DO: Carry an umbrella
Get yourself a small pocket umbrella at Tiger and carry it around in your purse wherever you go. If you bike, buy a plastic poncho. Rain is a very real part of Danish summer, and often, it’s gone as fast as it came. It’s all about being prepared!
DO: Buy good blinds
One thing I love, love, love about Denmark in the summer is the endless hours of daylight. On the longest day of the year, we get an average of 17 hours and 32 minutes of daylight here in Copenhagen. Go ahead, tell me that’s not awesome! But if you’re a light sleeper, you might want to get yourself some good blackout blinds to keep out the light in the early hours of the morning and the late hours at night. At around 4:30am, it’ll already be bright outside, and at 11pm, sensitive sleepers might not be able to drift off due to the light.
DO: Host a barbecue
Okay, this may not be a strictly Danish thing, but who doesn’t love a good barbecue?! The Danes are definitely barbecue aficionados, too – as soon as the weather gets sunny, the supermarkets start to carry large selections of all sorts of grill sausages and marinated meats, and walking through a residential area on an early summer evening, you’ll be surrounded by the smell of charcoal and steaks sizzling on the grill.
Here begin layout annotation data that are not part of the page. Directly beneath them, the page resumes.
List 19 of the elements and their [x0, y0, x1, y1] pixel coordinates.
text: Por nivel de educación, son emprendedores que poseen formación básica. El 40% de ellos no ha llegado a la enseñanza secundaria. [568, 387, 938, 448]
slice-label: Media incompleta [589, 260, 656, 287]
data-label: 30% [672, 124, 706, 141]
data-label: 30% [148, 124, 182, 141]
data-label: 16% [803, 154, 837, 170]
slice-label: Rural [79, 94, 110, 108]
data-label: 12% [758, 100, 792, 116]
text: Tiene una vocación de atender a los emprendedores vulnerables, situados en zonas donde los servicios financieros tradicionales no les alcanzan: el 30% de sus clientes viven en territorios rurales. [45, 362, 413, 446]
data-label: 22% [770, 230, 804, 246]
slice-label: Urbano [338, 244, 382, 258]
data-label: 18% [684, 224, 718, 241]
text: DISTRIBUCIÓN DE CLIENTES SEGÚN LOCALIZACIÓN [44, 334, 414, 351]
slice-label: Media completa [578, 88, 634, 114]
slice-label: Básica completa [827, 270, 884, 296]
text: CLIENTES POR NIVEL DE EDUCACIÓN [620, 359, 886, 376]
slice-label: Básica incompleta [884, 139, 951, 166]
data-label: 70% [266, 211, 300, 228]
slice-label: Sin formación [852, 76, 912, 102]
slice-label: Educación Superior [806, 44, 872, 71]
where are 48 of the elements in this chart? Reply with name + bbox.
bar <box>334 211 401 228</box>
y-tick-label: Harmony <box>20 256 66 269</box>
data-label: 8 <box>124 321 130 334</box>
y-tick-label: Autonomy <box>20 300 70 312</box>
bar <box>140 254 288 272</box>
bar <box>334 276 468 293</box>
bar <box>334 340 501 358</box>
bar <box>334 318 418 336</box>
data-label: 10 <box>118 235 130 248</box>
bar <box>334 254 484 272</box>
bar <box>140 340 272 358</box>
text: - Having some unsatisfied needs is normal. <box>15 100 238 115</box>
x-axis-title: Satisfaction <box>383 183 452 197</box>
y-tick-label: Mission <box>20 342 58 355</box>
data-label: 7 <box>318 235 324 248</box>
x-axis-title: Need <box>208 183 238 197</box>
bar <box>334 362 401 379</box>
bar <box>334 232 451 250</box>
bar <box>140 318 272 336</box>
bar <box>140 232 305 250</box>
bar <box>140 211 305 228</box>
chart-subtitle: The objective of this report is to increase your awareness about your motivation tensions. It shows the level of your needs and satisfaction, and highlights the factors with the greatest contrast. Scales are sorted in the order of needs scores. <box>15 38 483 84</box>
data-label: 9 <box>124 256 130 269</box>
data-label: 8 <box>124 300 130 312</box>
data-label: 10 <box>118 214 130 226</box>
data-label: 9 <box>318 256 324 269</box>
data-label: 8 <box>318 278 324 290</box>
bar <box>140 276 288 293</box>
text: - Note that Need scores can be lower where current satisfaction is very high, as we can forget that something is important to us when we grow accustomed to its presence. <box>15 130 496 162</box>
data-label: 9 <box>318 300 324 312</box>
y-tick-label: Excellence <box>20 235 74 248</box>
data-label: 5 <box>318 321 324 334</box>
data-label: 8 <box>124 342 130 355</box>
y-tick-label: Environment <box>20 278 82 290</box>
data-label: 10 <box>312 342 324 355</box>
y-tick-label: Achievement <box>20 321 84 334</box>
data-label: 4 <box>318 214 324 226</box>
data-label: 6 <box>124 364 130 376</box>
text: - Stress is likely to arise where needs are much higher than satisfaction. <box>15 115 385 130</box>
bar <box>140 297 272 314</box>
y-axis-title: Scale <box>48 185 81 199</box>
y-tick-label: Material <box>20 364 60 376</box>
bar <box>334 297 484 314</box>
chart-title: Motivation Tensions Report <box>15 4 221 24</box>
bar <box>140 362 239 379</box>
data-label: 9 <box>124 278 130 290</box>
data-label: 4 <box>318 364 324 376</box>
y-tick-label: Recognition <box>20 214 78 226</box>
Many apartment building complexes have common areas, which also include benches or a larger grill, and you can find barbecue stations in many parks as well.
A couple of DON’Ts here, too:
- Don’t use disposable barbecues in parks directly on the grass. That leaves nasty burn marks. Also, take your trash with you when you leave!
- Don’t bury your coals with sand if you grill on the beach! They can actually stay quite hot under there and cause burns when people step on them.
- If you live in an apartment complex, don’t host rowdy grill parties until dawn on a weeknight, even if it’s the summer holiday period… Some people still have to work! (Unfortunately, very few of the families in my house seem to understand this common courtesy.)
DON’T: Work too much
Especially July is the quietest month of the entire year. Many smaller cafés and mom-and-pop stores will simply close their doors, for a couple of weeks or even the entire month. Office buildings feel either like ghost towns (I swear I saw a tumbleweed the other day!) or like kindergartens, as a lot of parents will bring their kids to work for a couple of days during the vacation period. In most industries, the summer is very, very slow (my friend got an email reply saying something along the lines of “we’ll get back to you in six weeks, when everyone is back from vacation”), so you won’t work yourself to death.
DO: Go shopping
Summer sales in Denmark are actually real sales. With big discounts. On good stuff, too! So if you have some spare time on your heads, you should go on a little shopping tour and see if you can get your hands on some bargains. You’ll also find a lot of “lagersalg” (warehouse sales) to make room for new collections. Be prepared for it to be crowded, though, since everyone is on vacation and has ample time for shopping escapades!